Sejarah Mamluk: Bagaimana Budak Menjadi Penguasa Sebuah Kesultanan?

By Tri Wahyu Prasetyo, Jumat, 6 Oktober 2023 | 16:00 WIB
Ilustrasi pasukan Kesultanan Mamluk. (Public Domain/Wikimedia Commons)

Perlu dicatat bahwa Mamluk bukanlah sebuah kesatuan. Menurut Ilias mereka cenderung mengorganisir diri mereka sendiri berdasarkan asal etnis mereka dan siapa pelindung mereka.

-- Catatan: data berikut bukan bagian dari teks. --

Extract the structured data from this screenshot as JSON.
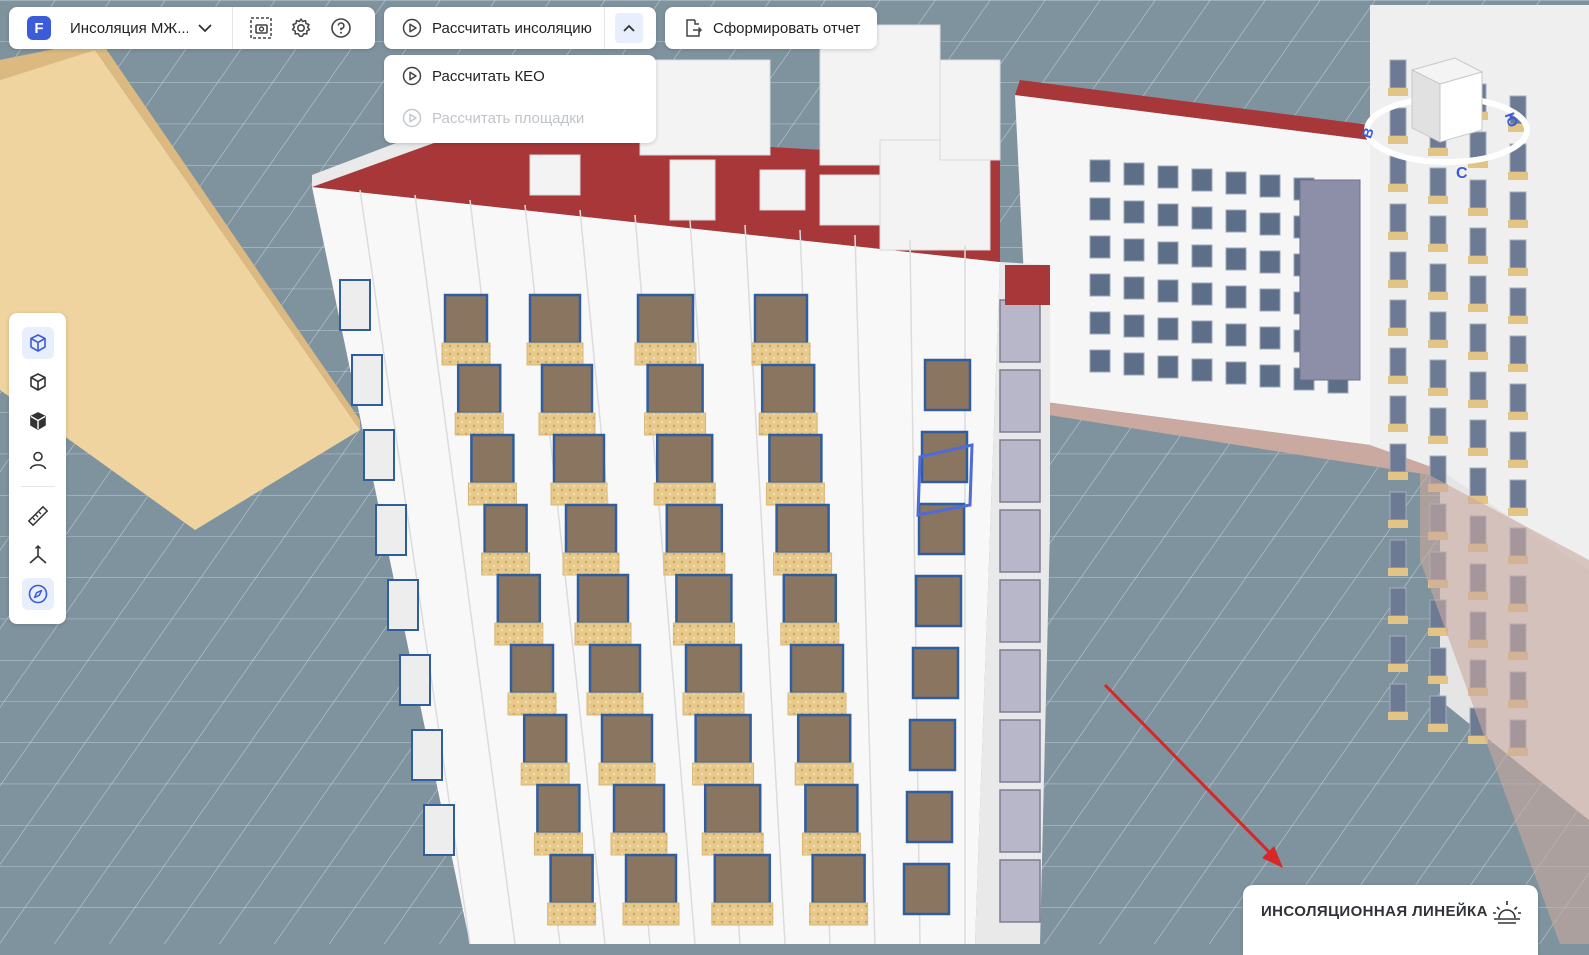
{
  "project": {
    "logo_letter": "F",
    "name": "Инсоляция МЖ..."
  },
  "toolbar": {
    "screenshot_icon": "camera-capture-icon",
    "settings_icon": "gear-icon",
    "help_icon": "help-circle-icon"
  },
  "calc": {
    "main_label": "Рассчитать инсоляцию",
    "dropdown": [
      {
        "label": "Рассчитать КЕО",
        "enabled": true
      },
      {
        "label": "Рассчитать площадки",
        "enabled": false
      }
    ]
  },
  "report": {
    "label": "Сформировать отчет"
  },
  "left_tools": [
    {
      "name": "view-cube-icon",
      "active": true
    },
    {
      "name": "wireframe-cube-icon",
      "active": false
    },
    {
      "name": "solid-cube-icon",
      "active": false
    },
    {
      "name": "person-icon",
      "active": false
    },
    {
      "name": "ruler-icon",
      "active": false
    },
    {
      "name": "axes-icon",
      "active": false
    },
    {
      "name": "compass-icon",
      "active": true
    }
  ],
  "viewcube": {
    "letters": [
      "В",
      "Ю",
      "С"
    ]
  },
  "insolation_ruler": {
    "label": "ИНСОЛЯЦИОННАЯ ЛИНЕЙКА",
    "icon": "sunrise-icon"
  },
  "colors": {
    "accent": "#3b5bdb",
    "roof": "#a8373a",
    "ground": "#7f939f",
    "arrow": "#d62828"
  }
}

“Faktor-faktor ini menentukan pakaian dan jabatan yang bisa mereka pegang Sebagai contoh, sebuah kelas mamluk Kaukasia yang berbeda yang bertempat di benteng Kairo dikenal dengan nama ‘Burgi Mamluk’, yang berarti menara dalam bahasa Arab,” jelasnya.

Bangkitnya Kesultanan Mamluk

Munculnya Kesultanan Mamluk, berkisar pada sosok Sultan Ayyubiyah As-Salih Ayyub. As-Salih menjadi penguasa Kairo pada tahun 1240 dalam konteks perjuangan politik besar dan perang melawan anggota dinasti Ayyubiyah lainnya.

As-Shalih menghabiskan tahun 1240-1249 untuk memerangi negara-negara Ayyubiyah dan tentara salib. Selama masa ini, ia menggunakan orang-orang Mamluknya, yang merupakan tulang punggung militernya.

Sebagai penghargaan, banyak Mamluk yang diberi posisi berpengaruh di kesultanan. Namun, ketika Perang Salib Ketujuh merebut kota Damietta pada tahun 1249, As-Salih merasa kecewa dengan militernya.

Ia marah dan memerintahkan lebih dari 50 komandan Mamluk untuk dieksekusi sebagai hukuman atas kekalahan tersebut.

Pada bulan November 1249, As-Shalih wafat dan tidak lama kemudian digantikan oleh putranya, al-Muazzam Turanshah.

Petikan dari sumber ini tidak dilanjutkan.